Components of a High Availability Cluster¶
Two or more redundant pfSense® Plus firewalls are considered a “High Availability Cluster” or “HA Cluster” for short. Though this setup is often erroneously called a “CARP Cluster”, that is misleading since CARP is only one of several technologies used to achieve High Availability.
The most common High Availability cluster configuration includes only two nodes. It is possible to have more nodes in a cluster, but they do not provide a significant advantage. This guide assumes two SG-4860 nodes are in use, one acting as the primary node and the other as the secondary node.
IP Address Redundancy (CARP)¶
For connectivity through a cluster to continue seamlessly during failover, traffic to and from the cluster must use redundant IP addresses. In pfSense® Plus, Common Address Redundancy Protocol (CARP) is used for this task.
A CARP type Virtual IP address (VIP) is shared between nodes of a cluster. One node is master and receives traffic for the IP address, and the other nodes maintain backup status and monitor for heartbeats to see if they need to assume the master role if the previous master fails. Since only one member of the cluster at a time is using the IP address, there is no IP address conflict for CARP VIPs.
In order for failover to work properly it is important that inbound traffic coming to the cluster (routed upstream traffic, VPNs, NAT, local client gateway, DNS requests, etc) be sent to a CARP VIP and for outgoing traffic such as Outbound NAT to be sent from a CARP VIP. If traffic is addressed to a node directly and not a CARP VIP, then that traffic will not be picked up by other nodes.

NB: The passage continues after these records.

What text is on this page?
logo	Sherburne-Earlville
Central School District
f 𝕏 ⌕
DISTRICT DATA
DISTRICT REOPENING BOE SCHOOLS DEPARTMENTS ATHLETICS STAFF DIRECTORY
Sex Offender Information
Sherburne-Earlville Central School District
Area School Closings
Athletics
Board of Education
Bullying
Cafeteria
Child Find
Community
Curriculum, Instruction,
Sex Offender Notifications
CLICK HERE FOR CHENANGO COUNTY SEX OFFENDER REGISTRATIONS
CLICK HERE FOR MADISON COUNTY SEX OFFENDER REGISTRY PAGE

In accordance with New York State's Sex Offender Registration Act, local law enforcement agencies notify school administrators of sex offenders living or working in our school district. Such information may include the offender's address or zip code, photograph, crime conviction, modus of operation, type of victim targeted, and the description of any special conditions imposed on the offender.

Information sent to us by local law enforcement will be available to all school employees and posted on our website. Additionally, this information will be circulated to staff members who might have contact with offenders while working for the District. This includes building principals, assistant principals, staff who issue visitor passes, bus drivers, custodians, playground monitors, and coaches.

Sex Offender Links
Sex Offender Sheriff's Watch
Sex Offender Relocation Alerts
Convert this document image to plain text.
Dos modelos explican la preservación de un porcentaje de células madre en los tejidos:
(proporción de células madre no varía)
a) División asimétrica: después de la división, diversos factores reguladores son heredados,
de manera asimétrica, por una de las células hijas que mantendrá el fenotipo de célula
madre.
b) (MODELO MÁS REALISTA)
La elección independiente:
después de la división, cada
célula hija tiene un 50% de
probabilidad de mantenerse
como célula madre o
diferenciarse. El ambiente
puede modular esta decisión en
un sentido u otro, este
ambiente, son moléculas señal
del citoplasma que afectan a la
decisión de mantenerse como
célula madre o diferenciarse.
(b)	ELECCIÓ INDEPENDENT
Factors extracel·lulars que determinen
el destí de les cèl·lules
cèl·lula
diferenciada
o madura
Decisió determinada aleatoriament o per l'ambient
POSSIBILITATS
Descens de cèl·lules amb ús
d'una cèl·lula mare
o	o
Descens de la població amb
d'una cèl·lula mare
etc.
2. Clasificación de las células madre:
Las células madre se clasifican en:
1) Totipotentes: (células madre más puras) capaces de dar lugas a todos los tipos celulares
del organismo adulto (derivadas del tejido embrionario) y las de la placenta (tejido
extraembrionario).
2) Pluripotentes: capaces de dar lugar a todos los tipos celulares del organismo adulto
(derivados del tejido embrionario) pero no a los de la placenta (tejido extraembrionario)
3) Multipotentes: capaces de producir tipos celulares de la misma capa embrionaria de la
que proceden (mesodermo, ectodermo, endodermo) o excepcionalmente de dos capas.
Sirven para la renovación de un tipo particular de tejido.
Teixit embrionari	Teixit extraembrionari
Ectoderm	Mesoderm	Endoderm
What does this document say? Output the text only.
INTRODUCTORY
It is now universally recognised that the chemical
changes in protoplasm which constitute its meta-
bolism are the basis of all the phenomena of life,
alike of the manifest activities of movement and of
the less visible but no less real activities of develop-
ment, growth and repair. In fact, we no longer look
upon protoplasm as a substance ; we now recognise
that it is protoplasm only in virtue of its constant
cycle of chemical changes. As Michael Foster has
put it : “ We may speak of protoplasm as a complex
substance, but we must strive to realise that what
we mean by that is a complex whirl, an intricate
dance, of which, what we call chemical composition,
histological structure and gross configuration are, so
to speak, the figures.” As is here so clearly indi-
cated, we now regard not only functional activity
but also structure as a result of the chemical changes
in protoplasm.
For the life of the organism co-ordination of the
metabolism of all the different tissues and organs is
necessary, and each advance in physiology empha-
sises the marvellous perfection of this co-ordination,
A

CARP works similar to VRRP and HSRP, and may even conflict in some cases. Heartbeats are sent out on each interface containing a CARP VIP, one heartbeat per VIP per interface. At the default values for skew and base, a VIP sends out heartbeats about once per second. The skew determines which node is master at a given point in time. Whichever node transmits heartbeats the fastest assumes the master role. A higher skew value causes heartbeats to be transmitted with more delay, so a node with a lower skew will be the master unless a network or other issue causes the heartbeats to be delayed or lost.
Note
Never access the firewall GUI, SSH, or other management mechanism using a CARP VIP. For management purposes, only use the actual IP address on the interface and not the VIP. Otherwise it cannot be determined beforehand which unit is being accessed.
Configuration Synchronization (XMLRPC)¶
To make the job of maintaining two practically identical firewall nodes easier, configuration synchronization is possible using XMLRPC. Some areas cannot be synchronized, such as the Interface configuration, but many other areas can: Firewall rules, aliases, users, certificates, VPNs, DHCP, routes, gateways, and more. As a general rule, items specific to hardware or a particular installation, such as Interfaces or values under System > General or System > Advanced do not synchronize. For a list of areas that will synchronize, see the checkbox items on System > High Avail Sync in the XMLRPC section. Most packages will not synchronize but some contain their own synchronization settings. Consult package documentation for more details.
When XMLRPC Synchronization is enabled, settings from supported areas are copied to the secondary and activated after each configuration change.
XMLRPC Synchronization is optional, but maintaining a cluster is a lot more work without it.
State Table Synchronization (pfsync)¶
Active connection state information is exchanged between nodes using the pfsync protocol to achieve seamless failover. When pfsync is active and properly configured, all nodes will have knowledge of each connection flowing through the cluster. If the master node fails, the backup node will take over and clients will not notice the transition since both nodes knew about the connection beforehand.
Failover can still operate without pfsync, but it will not be seamless. Without pfsync if a node fails and another takes over, user connections would be dropped. Users may immediately reconnect through the other node, but they would be disrupted during the transition.